One day Carroll asked All-Pro linebacker and captain Bobby Wagner, a huge NBA fan and self-proclaimed basketball stud, to share with his teammates on Zoom what he’s been learning from Michael Jordan in “The Last Dance,” the documentary they’re all watching on ESPN.
This is the way of the NFL right now. Skits, videos, props in a coach’s backyard, playbook instruction, entertainment—all with a Zoom call and expert use of the mute button.
“Obviously, it’s been very different than what I’ve been used to, what everybody’s been used to,” Olsen said.
Carroll is keenly aware of that. He has been striving to, as he says, win at this virtual training, too, to do it better than anyone else in keeping his players engaged, interested, learning and improving now for whenever the season begins.
For a lively, sun’s-always-out motivator renowned for his personal touches and emphasis on face-to-face interactions, this is the most unique time in his 47 years as a football coach.
“It is different. It’s not the same,” Carroll said. “You can feel that there’s a separation in there, that we are a very close group and we do communicate. ...It is going to be different in that regard, and with the player, as well, and as we start to bring in new guys, it’s just going to take us longer in some regards. ...
“The way this has worked out, it feels like a one-on-one meeting So I think guys are going to relate to that.”
Yet Carroll acknowledges he’s not sure how far behind he will be connecting with players and vice versa whenever they do get back on the field and play games.
“I can’t tell you, really,” he said. “The overall impact that we have, because of our personal relationships that we’ve built and the way we go about it, I don’t know that. ...
“But I know that we’ll be on crash-course time when we do come back together. ...It’s going to be different, and I can’t really tell you what it’s going to come out like.”
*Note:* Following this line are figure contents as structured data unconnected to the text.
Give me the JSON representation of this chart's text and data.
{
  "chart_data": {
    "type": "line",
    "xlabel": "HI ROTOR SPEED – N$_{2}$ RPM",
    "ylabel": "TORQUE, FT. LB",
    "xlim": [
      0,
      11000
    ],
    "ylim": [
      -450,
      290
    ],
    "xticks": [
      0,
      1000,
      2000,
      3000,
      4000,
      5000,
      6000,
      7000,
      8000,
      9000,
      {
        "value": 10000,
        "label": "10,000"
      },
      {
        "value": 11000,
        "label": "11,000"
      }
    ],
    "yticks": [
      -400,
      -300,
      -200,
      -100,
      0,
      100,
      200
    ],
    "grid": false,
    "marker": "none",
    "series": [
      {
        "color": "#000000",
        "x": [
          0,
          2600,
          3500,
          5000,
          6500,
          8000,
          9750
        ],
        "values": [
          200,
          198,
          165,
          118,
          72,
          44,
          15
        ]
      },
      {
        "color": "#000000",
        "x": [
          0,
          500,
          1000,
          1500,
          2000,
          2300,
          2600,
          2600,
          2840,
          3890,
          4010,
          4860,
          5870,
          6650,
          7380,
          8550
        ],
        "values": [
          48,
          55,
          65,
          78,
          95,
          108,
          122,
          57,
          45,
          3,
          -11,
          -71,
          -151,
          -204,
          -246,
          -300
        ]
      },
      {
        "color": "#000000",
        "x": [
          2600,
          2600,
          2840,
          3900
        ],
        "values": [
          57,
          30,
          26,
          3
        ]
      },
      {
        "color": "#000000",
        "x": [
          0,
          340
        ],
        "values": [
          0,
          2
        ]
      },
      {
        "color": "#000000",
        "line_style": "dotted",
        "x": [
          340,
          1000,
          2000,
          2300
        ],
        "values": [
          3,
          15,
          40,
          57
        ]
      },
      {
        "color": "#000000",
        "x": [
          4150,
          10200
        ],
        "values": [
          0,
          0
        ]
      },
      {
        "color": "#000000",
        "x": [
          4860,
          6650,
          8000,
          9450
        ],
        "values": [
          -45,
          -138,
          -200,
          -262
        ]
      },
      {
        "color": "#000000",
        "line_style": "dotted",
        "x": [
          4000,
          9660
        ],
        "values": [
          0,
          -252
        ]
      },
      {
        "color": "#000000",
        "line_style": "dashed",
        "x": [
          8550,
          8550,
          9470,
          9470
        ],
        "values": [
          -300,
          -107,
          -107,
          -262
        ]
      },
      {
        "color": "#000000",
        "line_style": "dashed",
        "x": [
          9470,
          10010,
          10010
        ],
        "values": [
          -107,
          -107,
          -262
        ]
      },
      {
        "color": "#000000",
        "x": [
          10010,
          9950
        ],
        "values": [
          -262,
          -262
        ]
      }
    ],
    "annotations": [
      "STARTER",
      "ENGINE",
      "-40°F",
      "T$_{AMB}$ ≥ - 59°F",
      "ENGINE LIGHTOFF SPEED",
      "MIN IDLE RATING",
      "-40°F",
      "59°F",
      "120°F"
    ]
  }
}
So far, so good, on the communicating, according to one of the newest Seahawks.
“We just wrapped up our meetings (for the day); they are doing a really good job,” Olsen said. “I think we are getting a lot done, considering the circumstances. Through technology nowadays, you can really have a lot of interaction. You can really have a lot of dialogue. They are doing a nice job simulating it.”
He jokes he learns through a “Brady Bunch screen,” all the rows and columns of boxes containing remote images of his teammates he’s yet to meet (besides Wilson, at February’s Super Bowl).
The 35-year-old veteran of 13 NFL seasons knows he’s not getting the introduction to the team and his new city that he signed up for in January. Olsen and his wife Kara already had a place picked out in the Seattle area, with plans to move the family here this spring for OTAs and minicamps.
Those plans, that new NFL life, is like the lives of most Americans right now: on hold.
“It doesn’t make it any easier the fact that you’re trying to transition to a new team, a new organization,” he said. “This is the first new offense I’ve learned in a long time. It would have been easier, obviously, to do this in person. That was part of what I was looking forward to. I was looking forward to getting out there a couple weeks back and, you know, just getting used to the area, getting familiar with the guys on the team and in the locker room. And then, of course, really be able to dive in on the offense and the scheme, and kind of learn with a little bit more hands-on approach. ...
“The whole league—the whole world, I guess, for that matter—is kind of in the same boat. So, we are making the best of it. It’s not how I pictured it when I signed in February. But it’s not just me. There are tons of guys around the league who are adjusting to new teams, new cities, and haven’t quite been able to get out there.”